1° Novembre 1921 – 16 giugno 2008.
Sono queste due date che nel registro del tempo identificano la nascita e la morte di uno dei più grandi narratori che abbia avuto il nostro paese.
Mario Rigoni Stern ha vissuto in questo periodo le stagioni della natura e quelle dell’uomo, così simili tranne per il fatto che prime si ripetono, mentre le altre rappresentano la parabola dell’esistenza.
Mai come in lui si è potuto riscontrare l’identità fra uomo e natura, mai come in lui i romanzi e i racconti sono stati una lunga, attenta e riflessiva autobiografia.
Profondamente legato alla sua terra natia, a quell’altopiano dei Sette Comuni a cui pervennero i suoi avi Cimbri molti secoli fa, ne è stato il cantore e l’araldo, lo storico popolare e il consacratore delle tradizioni.
Eppure nella sua infanzia nulla lasciava presagire questa naturale inclinazione per la narrativa, ma certi talenti hanno bisogno di qualche elemento catalizzatore per potersi rivelare e nel giovane Stern questo è stato rappresentato dalla guerra, a cui aderì volontariamente, sotto l’influsso di una martellante propaganda del regime che gli fece credere che fosse il destino di ogni uomo e, nel caso specifico, la vocazione di un popolo forte, guerriero, addestrato e istruito per la gloria di una nazione che rivendicava le tradizioni dell’antico impero romano.
Combatté così nel battaglione Vestone della divisione Tridentina prima ai confini con la Francia, poi in Albania, in Grecia e in Russia. A ogni teatro di guerra, pur non lesinando gli sforzi per compiere il suo dovere, quelle certezze infuse dalla retorica cominciarono a incrinarsi di fronte alla brutalità del conflitto, alla nostra inadeguata preparazione e, soprattutto, al pensiero che un uomo contro un altro uomo non esalta le sue qualità, ma le deprime, le svilisce.

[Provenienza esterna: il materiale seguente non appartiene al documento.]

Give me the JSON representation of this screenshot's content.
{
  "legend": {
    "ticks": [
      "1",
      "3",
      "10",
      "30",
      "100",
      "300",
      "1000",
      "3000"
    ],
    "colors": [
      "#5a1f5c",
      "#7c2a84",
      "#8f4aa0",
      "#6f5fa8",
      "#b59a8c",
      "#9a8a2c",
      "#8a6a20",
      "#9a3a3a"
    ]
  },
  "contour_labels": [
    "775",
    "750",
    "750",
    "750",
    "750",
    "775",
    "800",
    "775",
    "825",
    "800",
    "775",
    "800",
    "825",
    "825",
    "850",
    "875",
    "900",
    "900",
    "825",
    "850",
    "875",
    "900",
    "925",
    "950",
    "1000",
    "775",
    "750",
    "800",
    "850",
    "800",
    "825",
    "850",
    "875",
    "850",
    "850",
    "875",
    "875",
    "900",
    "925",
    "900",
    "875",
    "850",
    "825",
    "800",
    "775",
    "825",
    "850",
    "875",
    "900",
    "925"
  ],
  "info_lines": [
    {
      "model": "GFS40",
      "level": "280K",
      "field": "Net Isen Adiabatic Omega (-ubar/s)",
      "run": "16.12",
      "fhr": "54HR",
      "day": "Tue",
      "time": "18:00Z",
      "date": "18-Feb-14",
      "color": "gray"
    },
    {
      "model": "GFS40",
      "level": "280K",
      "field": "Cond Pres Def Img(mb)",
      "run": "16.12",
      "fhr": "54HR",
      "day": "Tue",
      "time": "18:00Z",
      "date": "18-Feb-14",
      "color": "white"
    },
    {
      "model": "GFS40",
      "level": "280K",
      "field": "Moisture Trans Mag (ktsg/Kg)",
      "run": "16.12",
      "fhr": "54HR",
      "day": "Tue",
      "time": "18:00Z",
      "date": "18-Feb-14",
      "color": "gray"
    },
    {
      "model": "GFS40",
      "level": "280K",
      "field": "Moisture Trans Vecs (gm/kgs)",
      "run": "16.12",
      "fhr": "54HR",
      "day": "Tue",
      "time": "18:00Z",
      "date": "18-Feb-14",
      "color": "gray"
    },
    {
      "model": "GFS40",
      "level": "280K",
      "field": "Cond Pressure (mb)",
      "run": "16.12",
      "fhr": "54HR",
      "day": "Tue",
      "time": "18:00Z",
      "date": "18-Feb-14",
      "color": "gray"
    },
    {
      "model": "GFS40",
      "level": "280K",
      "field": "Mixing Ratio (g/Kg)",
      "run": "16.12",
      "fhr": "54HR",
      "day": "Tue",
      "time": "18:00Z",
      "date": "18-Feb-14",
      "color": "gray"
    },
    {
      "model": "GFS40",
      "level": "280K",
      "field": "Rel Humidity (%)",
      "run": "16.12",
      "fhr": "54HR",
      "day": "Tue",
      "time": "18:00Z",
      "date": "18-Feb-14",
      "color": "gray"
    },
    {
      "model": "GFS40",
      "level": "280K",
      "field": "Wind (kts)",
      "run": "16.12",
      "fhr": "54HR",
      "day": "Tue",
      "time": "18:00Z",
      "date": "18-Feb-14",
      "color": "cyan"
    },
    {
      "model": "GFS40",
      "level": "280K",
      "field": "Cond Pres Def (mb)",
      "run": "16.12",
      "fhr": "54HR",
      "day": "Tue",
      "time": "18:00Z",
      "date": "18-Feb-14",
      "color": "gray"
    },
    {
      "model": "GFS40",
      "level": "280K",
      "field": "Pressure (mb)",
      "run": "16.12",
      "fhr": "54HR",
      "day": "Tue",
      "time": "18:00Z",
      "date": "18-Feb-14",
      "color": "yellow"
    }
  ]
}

Per quanto nella campagna di Russia riuscisse a meritare una medaglia d’argento al valor militare, questa sua trasformazione da indottrinato a uomo di libero pensiero ebbe il suo compimento proprio nel corso della drammatica ritirata, raccontata in modo sorprendente per capacità di analisi e per partecipazione emozionale e per scopi non solo di memoria, ma anche pacifisti.
Nelle rigide temperature della steppa, in mezzo alle tormente di neve, fra un combattimento e l’altro per aprire la via che riporta a casa sbocciò un Mario Rigoni Stern rinnovato, al punto che in epoca successiva ebbe a dire queste parole:
Il momento culminante della mia vita non è stato quando ho vinto premi letterari, o ho scritto libri, ma quando la notte dal 15 al 16 sono partito da qui sul Don con 70 alpini e ho camminato verso occidente per arrivare a casa, e sono riuscito a sganciarmi dal mio caposaldo senza perdere un uomo, e riuscire a partire dalla prima linea organizzando lo sganciamento, quello è stato il capolavoro della mia vita...

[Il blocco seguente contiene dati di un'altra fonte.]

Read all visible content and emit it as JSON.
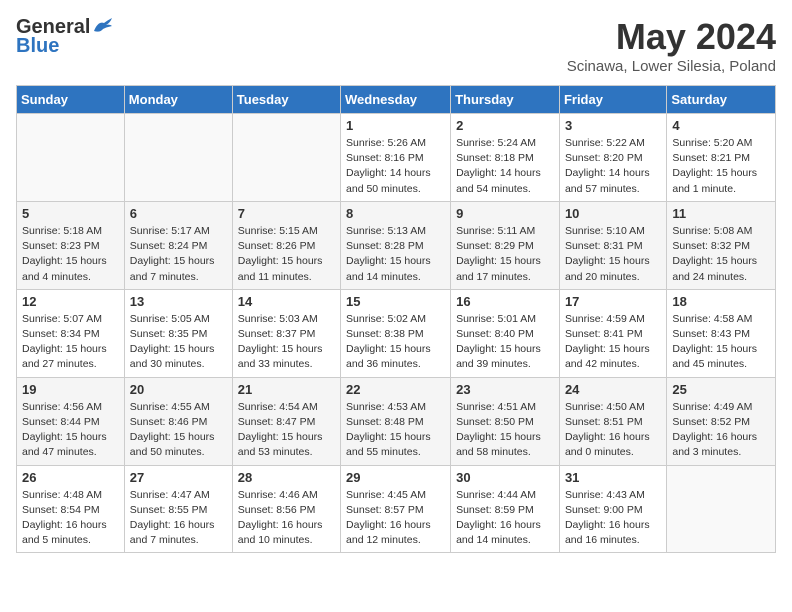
{
  "header": {
    "logo_general": "General",
    "logo_blue": "Blue",
    "title": "May 2024",
    "location": "Scinawa, Lower Silesia, Poland"
  },
  "days_of_week": [
    "Sunday",
    "Monday",
    "Tuesday",
    "Wednesday",
    "Thursday",
    "Friday",
    "Saturday"
  ],
  "weeks": [
    [
      {
        "day": "",
        "info": ""
      },
      {
        "day": "",
        "info": ""
      },
      {
        "day": "",
        "info": ""
      },
      {
        "day": "1",
        "info": "Sunrise: 5:26 AM\nSunset: 8:16 PM\nDaylight: 14 hours\nand 50 minutes."
      },
      {
        "day": "2",
        "info": "Sunrise: 5:24 AM\nSunset: 8:18 PM\nDaylight: 14 hours\nand 54 minutes."
      },
      {
        "day": "3",
        "info": "Sunrise: 5:22 AM\nSunset: 8:20 PM\nDaylight: 14 hours\nand 57 minutes."
      },
      {
        "day": "4",
        "info": "Sunrise: 5:20 AM\nSunset: 8:21 PM\nDaylight: 15 hours\nand 1 minute."
      }
    ],
    [
      {
        "day": "5",
        "info": "Sunrise: 5:18 AM\nSunset: 8:23 PM\nDaylight: 15 hours\nand 4 minutes."
      },
      {
        "day": "6",
        "info": "Sunrise: 5:17 AM\nSunset: 8:24 PM\nDaylight: 15 hours\nand 7 minutes."
      },
      {
        "day": "7",
        "info": "Sunrise: 5:15 AM\nSunset: 8:26 PM\nDaylight: 15 hours\nand 11 minutes."
      },
      {
        "day": "8",
        "info": "Sunrise: 5:13 AM\nSunset: 8:28 PM\nDaylight: 15 hours\nand 14 minutes."
      },
      {
        "day": "9",
        "info": "Sunrise: 5:11 AM\nSunset: 8:29 PM\nDaylight: 15 hours\nand 17 minutes."
      },
      {
        "day": "10",
        "info": "Sunrise: 5:10 AM\nSunset: 8:31 PM\nDaylight: 15 hours\nand 20 minutes."
      },
      {
        "day": "11",
        "info": "Sunrise: 5:08 AM\nSunset: 8:32 PM\nDaylight: 15 hours\nand 24 minutes."
      }
    ],
    [
      {
        "day": "12",
        "info": "Sunrise: 5:07 AM\nSunset: 8:34 PM\nDaylight: 15 hours\nand 27 minutes."
      },
      {
        "day": "13",
        "info": "Sunrise: 5:05 AM\nSunset: 8:35 PM\nDaylight: 15 hours\nand 30 minutes."
      },
      {
        "day": "14",
        "info": "Sunrise: 5:03 AM\nSunset: 8:37 PM\nDaylight: 15 hours\nand 33 minutes."
      },
      {
        "day": "15",
        "info": "Sunrise: 5:02 AM\nSunset: 8:38 PM\nDaylight: 15 hours\nand 36 minutes."
      },
      {
        "day": "16",
        "info": "Sunrise: 5:01 AM\nSunset: 8:40 PM\nDaylight: 15 hours\nand 39 minutes."
      },
      {
        "day": "17",
        "info": "Sunrise: 4:59 AM\nSunset: 8:41 PM\nDaylight: 15 hours\nand 42 minutes."
      },
      {
        "day": "18",
        "info": "Sunrise: 4:58 AM\nSunset: 8:43 PM\nDaylight: 15 hours\nand 45 minutes."
      }
    ],
    [
      {
        "day": "19",
        "info": "Sunrise: 4:56 AM\nSunset: 8:44 PM\nDaylight: 15 hours\nand 47 minutes."
      },
      {
        "day": "20",
        "info": "Sunrise: 4:55 AM\nSunset: 8:46 PM\nDaylight: 15 hours\nand 50 minutes."
      },
      {
        "day": "21",
        "info": "Sunrise: 4:54 AM\nSunset: 8:47 PM\nDaylight: 15 hours\nand 53 minutes."
      },
      {
        "day": "22",
        "info": "Sunrise: 4:53 AM\nSunset: 8:48 PM\nDaylight: 15 hours\nand 55 minutes."
      },
      {
        "day": "23",
        "info": "Sunrise: 4:51 AM\nSunset: 8:50 PM\nDaylight: 15 hours\nand 58 minutes."
      },
      {
        "day": "24",
        "info": "Sunrise: 4:50 AM\nSunset: 8:51 PM\nDaylight: 16 hours\nand 0 minutes."
      },
      {
        "day": "25",
        "info": "Sunrise: 4:49 AM\nSunset: 8:52 PM\nDaylight: 16 hours\nand 3 minutes."
      }
    ],
    [
      {
        "day": "26",
        "info": "Sunrise: 4:48 AM\nSunset: 8:54 PM\nDaylight: 16 hours\nand 5 minutes."
      },
      {
        "day": "27",
        "info": "Sunrise: 4:47 AM\nSunset: 8:55 PM\nDaylight: 16 hours\nand 7 minutes."
      },
      {
        "day": "28",
        "info": "Sunrise: 4:46 AM\nSunset: 8:56 PM\nDaylight: 16 hours\nand 10 minutes."
      },
      {
        "day": "29",
        "info": "Sunrise: 4:45 AM\nSunset: 8:57 PM\nDaylight: 16 hours\nand 12 minutes."
      },
      {
        "day": "30",
        "info": "Sunrise: 4:44 AM\nSunset: 8:59 PM\nDaylight: 16 hours\nand 14 minutes."
      },
      {
        "day": "31",
        "info": "Sunrise: 4:43 AM\nSunset: 9:00 PM\nDaylight: 16 hours\nand 16 minutes."
      },
      {
        "day": "",
        "info": ""
      }
    ]
  ]
}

Riuscì a tornare, ma non con tutti i suoi settanta alpini, sempre impressi nella sua memoria, compagni di sventura che poi riunì in un commovente abbraccio in un romanzo di notevole bellezza.

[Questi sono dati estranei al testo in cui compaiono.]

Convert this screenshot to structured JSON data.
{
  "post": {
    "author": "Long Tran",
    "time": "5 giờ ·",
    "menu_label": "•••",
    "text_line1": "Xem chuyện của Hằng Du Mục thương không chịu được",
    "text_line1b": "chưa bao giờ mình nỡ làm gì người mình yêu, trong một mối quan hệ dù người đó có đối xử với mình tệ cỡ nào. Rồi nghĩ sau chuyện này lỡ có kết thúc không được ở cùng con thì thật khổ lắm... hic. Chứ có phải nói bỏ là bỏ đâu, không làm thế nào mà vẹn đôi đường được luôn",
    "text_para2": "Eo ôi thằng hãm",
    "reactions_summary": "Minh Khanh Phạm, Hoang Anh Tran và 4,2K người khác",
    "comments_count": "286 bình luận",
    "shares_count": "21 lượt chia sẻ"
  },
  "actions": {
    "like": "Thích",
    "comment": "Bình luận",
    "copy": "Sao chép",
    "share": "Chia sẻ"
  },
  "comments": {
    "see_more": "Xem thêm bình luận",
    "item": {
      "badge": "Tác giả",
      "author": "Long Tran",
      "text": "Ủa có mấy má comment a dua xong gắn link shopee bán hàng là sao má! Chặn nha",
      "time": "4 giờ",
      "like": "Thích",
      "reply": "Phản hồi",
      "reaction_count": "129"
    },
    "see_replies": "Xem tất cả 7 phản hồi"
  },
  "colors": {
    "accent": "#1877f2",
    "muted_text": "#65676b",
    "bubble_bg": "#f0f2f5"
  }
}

Dopo un periodo di prigionia nei lager tedeschi, terminata la guerra, s’impiegò al catasto di Asiago, si sposò ed ebbe tre figli. Nel frattempo decise di raccontare la sua esperienza di quella drammatica ritirata e nacque così uno dei suoi capolavori, Il sergente nella neve, che venne pubblicato nel 1953 grazie all’interessamento di Elio Vittorini, da lui conosciuto due anni prima.
Questo romanzo non è semplicemente il frutto di un’esperienza vissuta personalmente, non è cioè e la cronistoria di un evento occorso all’autore, ma per la capacità di analisi, di estrapolazione dei fatti e per il messaggio pacifista che ne emerge raggiunge vette di universalità su tematiche di interesse generale che lo rendono un’opera di ampia e rilevante completezza.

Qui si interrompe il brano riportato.